Even as with the apostle Paul the calling stands on the foreground, so the apostle John preferably speaks of regeneration. The main thought in his first epistle is undoubtedly that believers are partakers of the life of God in the light. For that reason he views believers constantly in the light of the fact that they are "children of God." They are born of God. Hence, they possess the life of God. And having communion with God through that life, they walk in the light: "Behold, what manner of love the Father hath bestowed upon us, that we should be called the sons of God: therefore the world knoweth us not, because it knew him not."26 And again: "Now are we the sons of God, and it doth not yet appear what we shall be: but we know that, when be shall appear, we shall be like him: for we shall see him as he is."27 He that committeth sin is of the devil, but "whosoever is born of God doth not commit sin: for his seed remaineth in him: and he cannot sin, because he is born of God. In this the children of God are manifest, and the children of the devil: whosoever doeth not righteousness is not of God, neither he that loveth not his brother."28And again: "We are of God: he that knoweth God heareth us; he that is not of God heareth not us. Hereby know we the spirit of truth, and the spirit of error."29 This being born of God reveals itself in true faith: for "whosoever believeth that Jesus is the Christ is born of God: and every one that loveth him that begat loveth him also that is begotten of him." And in that faith he that is born of God overcometh the world.30 Thus throughout his epistle the apostle John emphasizes the true, spiritual, ethical sonship of God, caused by the work of regeneration.

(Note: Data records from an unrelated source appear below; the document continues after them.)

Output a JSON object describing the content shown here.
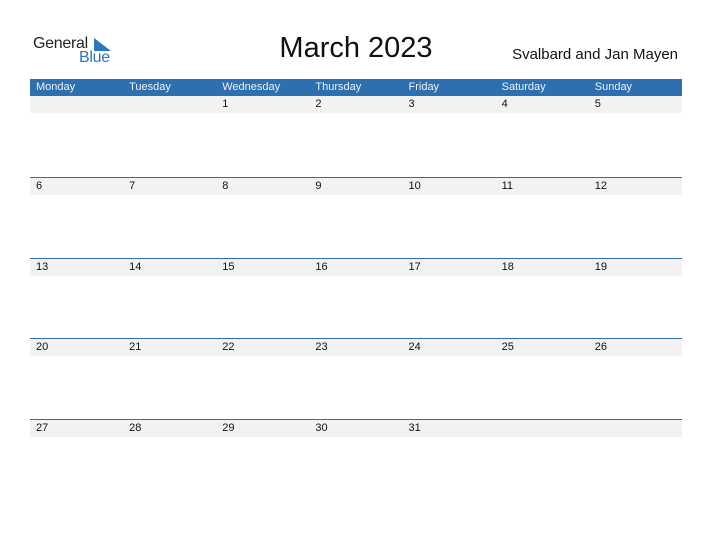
{
  "logo": {
    "line1": "General",
    "line2": "Blue"
  },
  "title": "March 2023",
  "region": "Svalbard and Jan Mayen",
  "colors": {
    "accent": "#2e6fb0",
    "strip": "#f2f2f2"
  },
  "weekdays": [
    "Monday",
    "Tuesday",
    "Wednesday",
    "Thursday",
    "Friday",
    "Saturday",
    "Sunday"
  ],
  "weeks": [
    [
      "",
      "",
      "1",
      "2",
      "3",
      "4",
      "5"
    ],
    [
      "6",
      "7",
      "8",
      "9",
      "10",
      "11",
      "12"
    ],
    [
      "13",
      "14",
      "15",
      "16",
      "17",
      "18",
      "19"
    ],
    [
      "20",
      "21",
      "22",
      "23",
      "24",
      "25",
      "26"
    ],
    [
      "27",
      "28",
      "29",
      "30",
      "31",
      "",
      ""
    ]
  ]
}
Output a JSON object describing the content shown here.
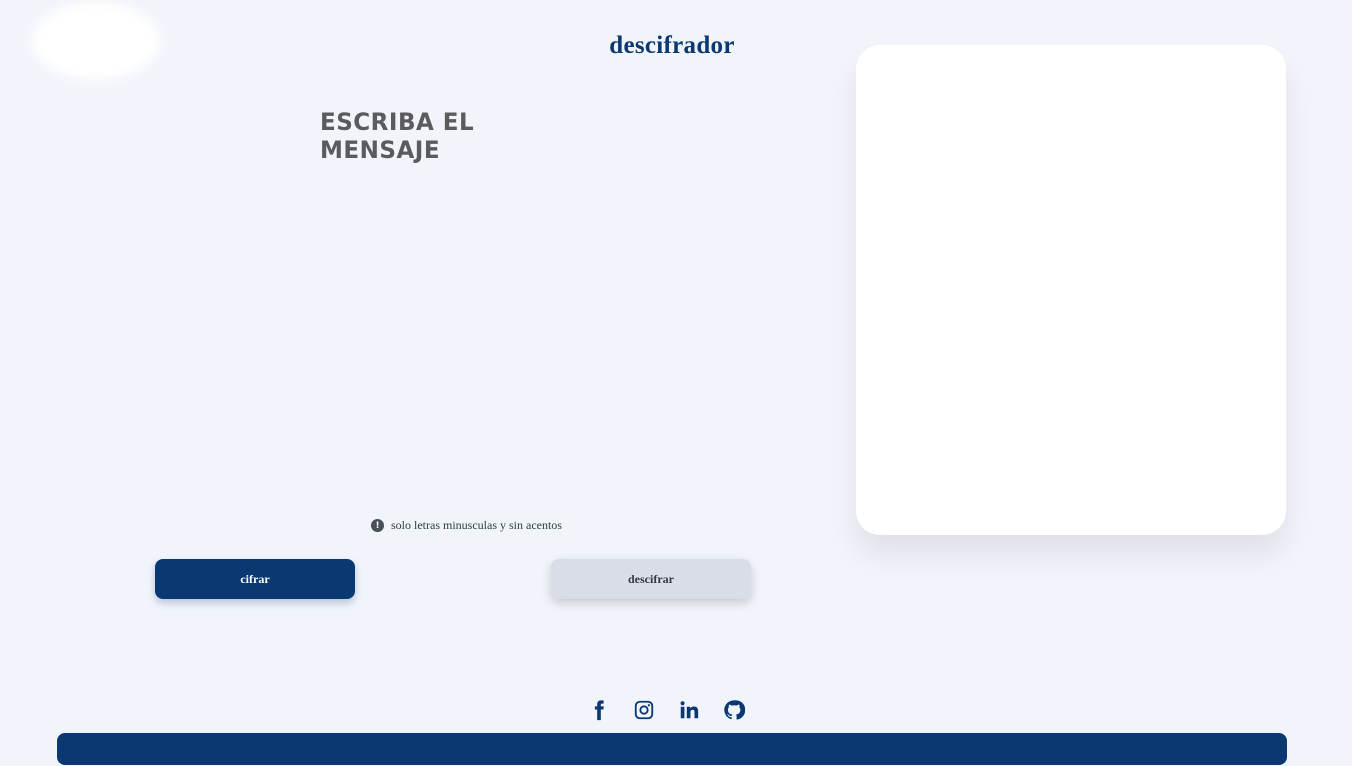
{
  "header": {
    "title": "descifrador"
  },
  "input_panel": {
    "placeholder": "ESCRIBA EL MENSAJE",
    "value": "",
    "hint": "solo letras minusculas y sin acentos",
    "hint_icon": "info-icon"
  },
  "buttons": {
    "encrypt_label": "cifrar",
    "decrypt_label": "descifrar"
  },
  "output_panel": {
    "value": ""
  },
  "social_links": [
    {
      "icon": "facebook-icon"
    },
    {
      "icon": "instagram-icon"
    },
    {
      "icon": "linkedin-icon"
    },
    {
      "icon": "github-icon"
    }
  ],
  "colors": {
    "brand": "#0a3871",
    "background": "#f1f4fb",
    "secondary_button": "#d8dde7",
    "card": "#ffffff",
    "prompt_text": "#5a5a5f"
  }
}
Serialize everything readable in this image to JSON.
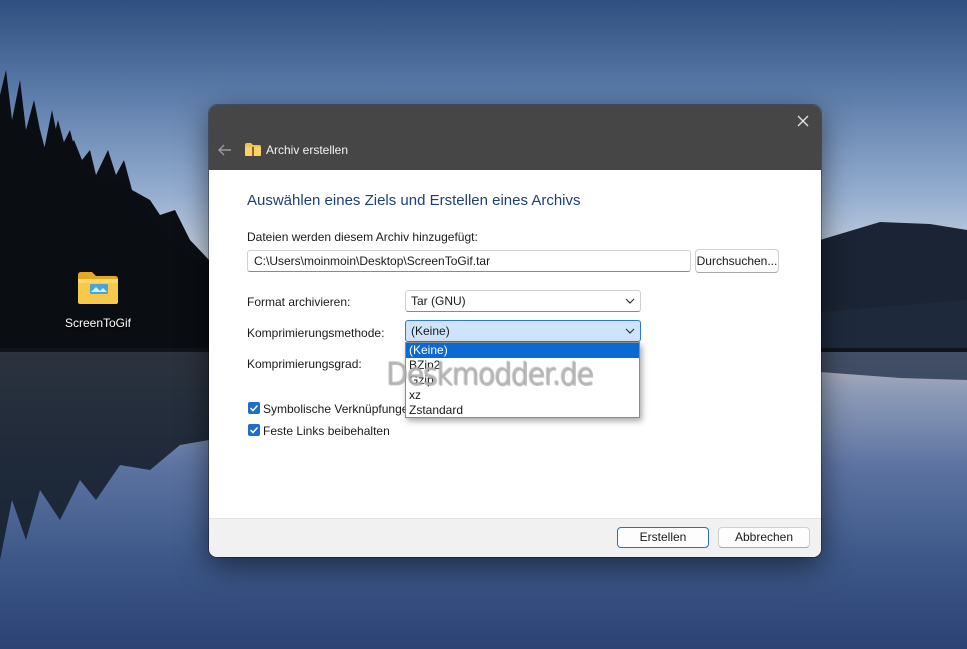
{
  "desktop": {
    "icon_label": "ScreenToGif"
  },
  "dialog": {
    "title": "Archiv erstellen",
    "heading": "Auswählen eines Ziels und Erstellen eines Archivs",
    "files_label": "Dateien werden diesem Archiv hinzugefügt:",
    "path_value": "C:\\Users\\moinmoin\\Desktop\\ScreenToGif.tar",
    "browse_label": "Durchsuchen...",
    "format_label": "Format archivieren:",
    "format_value": "Tar (GNU)",
    "method_label": "Komprimierungsmethode:",
    "method_value": "(Keine)",
    "method_options": [
      "(Keine)",
      "BZip2",
      "Gzip",
      "xz",
      "Zstandard"
    ],
    "level_label": "Komprimierungsgrad:",
    "symlinks_label": "Symbolische Verknüpfungen beibehalten",
    "symlinks_checked": true,
    "hardlinks_label": "Feste Links beibehalten",
    "hardlinks_checked": true,
    "create_label": "Erstellen",
    "cancel_label": "Abbrechen"
  },
  "watermark": "Deskmodder.de",
  "colors": {
    "titlebar": "#464646",
    "heading": "#1b3f78",
    "accent": "#0b69d4",
    "checkbox": "#1c6fc9"
  }
}
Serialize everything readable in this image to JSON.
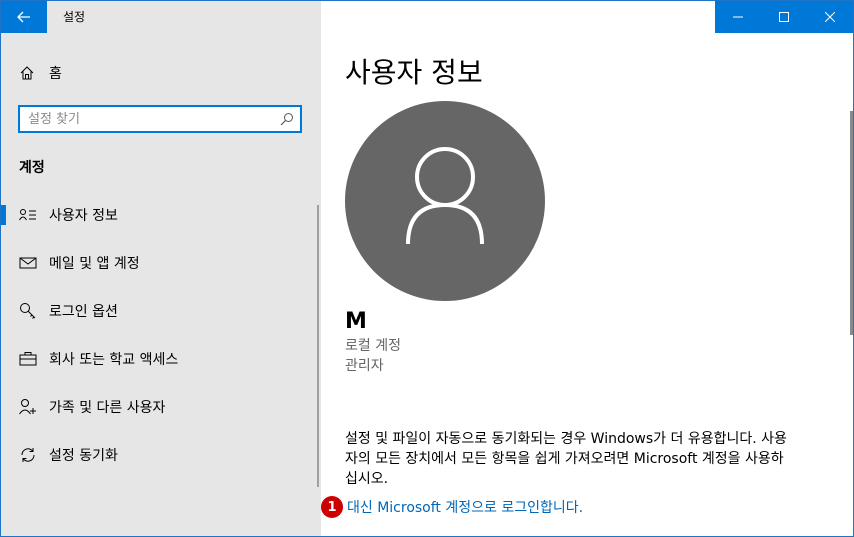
{
  "window": {
    "title": "설정"
  },
  "sidebar": {
    "home_label": "홈",
    "search": {
      "placeholder": "설정 찾기",
      "value": ""
    },
    "section_title": "계정",
    "items": [
      {
        "label": "사용자 정보",
        "icon": "user-info-icon",
        "selected": true
      },
      {
        "label": "메일 및 앱 계정",
        "icon": "mail-icon",
        "selected": false
      },
      {
        "label": "로그인 옵션",
        "icon": "key-icon",
        "selected": false
      },
      {
        "label": "회사 또는 학교 액세스",
        "icon": "briefcase-icon",
        "selected": false
      },
      {
        "label": "가족 및 다른 사용자",
        "icon": "person-add-icon",
        "selected": false
      },
      {
        "label": "설정 동기화",
        "icon": "sync-icon",
        "selected": false
      }
    ]
  },
  "main": {
    "title": "사용자 정보",
    "user": {
      "name": "M",
      "account_type": "로컬 계정",
      "role": "관리자"
    },
    "description": "설정 및 파일이 자동으로 동기화되는 경우 Windows가 더 유용합니다. 사용자의 모든 장치에서 모든 항목을 쉽게 가져오려면 Microsoft 계정을 사용하십시오.",
    "signin_link": "대신 Microsoft 계정으로 로그인합니다.",
    "badge": "1"
  },
  "colors": {
    "accent": "#0078d7",
    "link": "#0067b8",
    "sidebar_bg": "#e6e6e6",
    "avatar_bg": "#666666",
    "badge": "#cc0000"
  }
}
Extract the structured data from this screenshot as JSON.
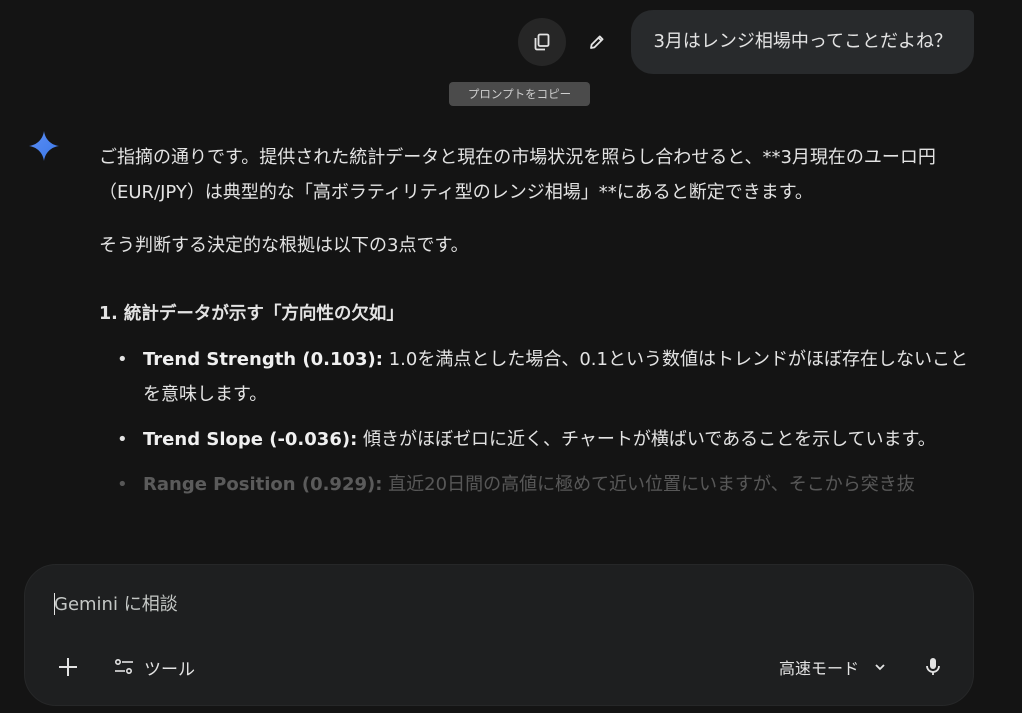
{
  "user_message": {
    "text": "3月はレンジ相場中ってことだよね？",
    "copy_tooltip": "プロンプトをコピー"
  },
  "response": {
    "paragraph1": "ご指摘の通りです。提供された統計データと現在の市場状況を照らし合わせると、**3月現在のユーロ円（EUR/JPY）は典型的な「高ボラティリティ型のレンジ相場」**にあると断定できます。",
    "paragraph2": "そう判断する決定的な根拠は以下の3点です。",
    "section_title": "1. 統計データが示す「方向性の欠如」",
    "bullets": [
      {
        "term": "Trend Strength (0.103):",
        "text": " 1.0を満点とした場合、0.1という数値はトレンドがほぼ存在しないことを意味します。"
      },
      {
        "term": "Trend Slope (-0.036):",
        "text": " 傾きがほぼゼロに近く、チャートが横ばいであることを示しています。"
      },
      {
        "term": "Range Position (0.929):",
        "text": " 直近20日間の高値に極めて近い位置にいますが、そこから突き抜"
      }
    ]
  },
  "composer": {
    "placeholder": "Gemini に相談",
    "tools_label": "ツール",
    "mode_label": "高速モード"
  },
  "icons": {
    "copy": "copy-icon",
    "edit": "pencil-icon",
    "spark": "gemini-spark-icon",
    "plus": "plus-icon",
    "tools": "tune-icon",
    "chevron": "chevron-down-icon",
    "mic": "mic-icon"
  },
  "colors": {
    "background": "#141414",
    "bubble": "#282a2c",
    "composer": "#1e1f20",
    "spark_blue": "#4285f4"
  }
}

It lies in the nature of the case that all rationalistic and Pelagian movements repudiate this radical and fundamental change in man that is called regeneration. According to them, man is not spiritually dead. He is not totally depraved, wholly incapable of doing any good, inclined to all evil. He is only sick. But his nature as such has remained unchanged. His salvation therefore depends on his own free will and is effected by human words of persuasion and wisdom. One must work upon the will of man through appealing to his intellect. He must be persuaded through word and example. And this change in his thinking and willing which is effected by human persuasion is really regeneration. Although, therefore, they still speak of rebirth, they attach an entirely different significance to the term than is meant by Scripture and the orthodox confessions. For a regeneration that is effected by almighty grace and which takes place even below the consciousness of man in the very depth of his existence and which consists in the fact that the sinner receives a new principle of life and that new spiritual powers are infused into him,--for such a regeneration they have no place. For by such a conception of regeneration every possibility is cut off that the sinner can cooperate with his own salvation. Regeneration in the Scriptural sense of the word leaves the sinner wholly passive, and attributes the work of salvation only to the absolutely sovereign grace of God, Who is merciful to whom He will be merciful, and Who hardeneth whom He will.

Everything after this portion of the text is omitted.